L’ACAT-France déplore le manque de réactions de la France face à ces « coups d'Etat constitutionnels ».
…/…
A chacun de ses silences, la France encourage d’autres chefs d'Etat africains à agir de même.
Sur le continent africain, les révisions constitutionnelles sont utilisées par les régimes en place comme un instrument de pérennisation et de monopolisation du pouvoir.
Cette manœuvre politique renforce peu à peu la conviction des opposants que seules les armes permettront l'alternance politique. Au Tchad, plusieurs mouvements rebelles après avoir demandé au président Idriss Déby Itno de ne pas modifier la constitution ont pris les armes en 2005 pour l’évincer. En Mauritanie, Mohamed Ould Taya a été renversé par un coup d'Etat le 3 août 2005.
Pour l’ACAT-France, la possibilité d’une présidence à vie de quelque président que ce soit est un risque pour la paix, une menace de conflit armé, et un danger pour les populations civiles qui feraient les frais de luttes politiques non résolues par la voie démocratique. Les atteintes graves aux droits de l’homme que nous dénonçons régulièrement dans l’ensemble du monde proviennent en grande partie de la non démocratisation des régimes en place.
Même si le Cameroun reste indéniablement l’un des pays les plus stable d’Afrique centrale, cette stabilité pourrait être remise en question en cas de monopolisation du pouvoir par le clan Biya. La présidence de Paul Biya est jugée avec sévérité par les Camerounais : absence de développement et de véritable démocratie[1], corruption généralisée dans tous les secteurs de l’Etat, paupérisation croissante de la population. L'impression générale d'un système sclérosé, bloqué par l’élite au pouvoir, risque de jouer en faveur de l’idée que seul le recours aux armes pourrait permettre le changement politique. L’ACAT-France s’inquiète donc du mécontentement que la nouvelle Constitution pourrait provoquer au Cameroun, dans un pays en proie à des problèmes internes, et dans une région marquée par des conflits armés, où les armes circulent sans grande difficulté.
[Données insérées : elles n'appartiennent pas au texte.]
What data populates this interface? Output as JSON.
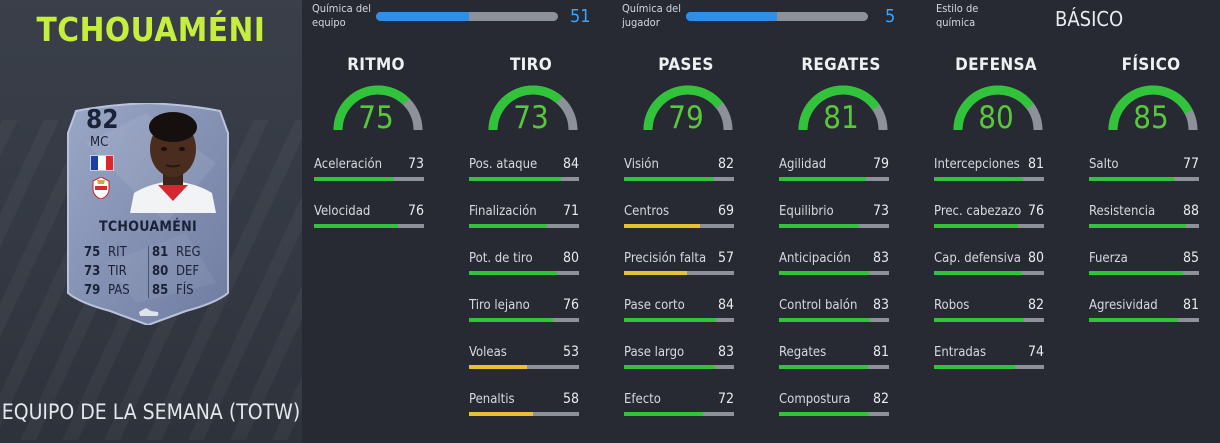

En cas de crise interne au Cameroun, les grands perdants seraient les populations civiles, victimes, comme toujours, de violences et de graves atteintes aux droits de l'homme. La France risquerait, elle, en cas de changement politique d'être évincée des perspectives politiques et économiques de ce pays ; beaucoup de Camerounais considèrent que la France est en partie responsable de leur misère du fait du soutien inconditionnel au président Paul Biya.
Face à cette situation, nous souhaitions vous informer sur les risques possibles de crise au Cameroun et vous encourager à demander à notre gouvernement ce qu’il compte faire pour éviter toute atteinte grave à la démocratie au Cameroun et pour promouvoir les engagements pris à La Baule en 1990.
Nous vous prions d’agréer, Monsieur le Président, l’expression de notre haute considération.
Clément Boursin
Chargé de mission Afrique
Copies aux député(e)s membres du groupe d’amitié France – Cameroun.
Contact : Clément Boursin, Chargé de mission Afrique, ACAT-France, 7 rue Georges Lardennois, 75019 Paris, Fax : 01.40.40.42.44, clement.boursin@acat.asso.fr
[1] Au cours de l’année 2007, le pouvoir a réprimé dans le sang plusieurs manifestations, à Bamenda, Abong Mbang (septembre) ou Kumba occasionnant plusieurs décès du fait de tirs de la police. A ce jour, aucun élément des forces de l’ordre n’a été inquiété pour avoir tiré sur des manifestants.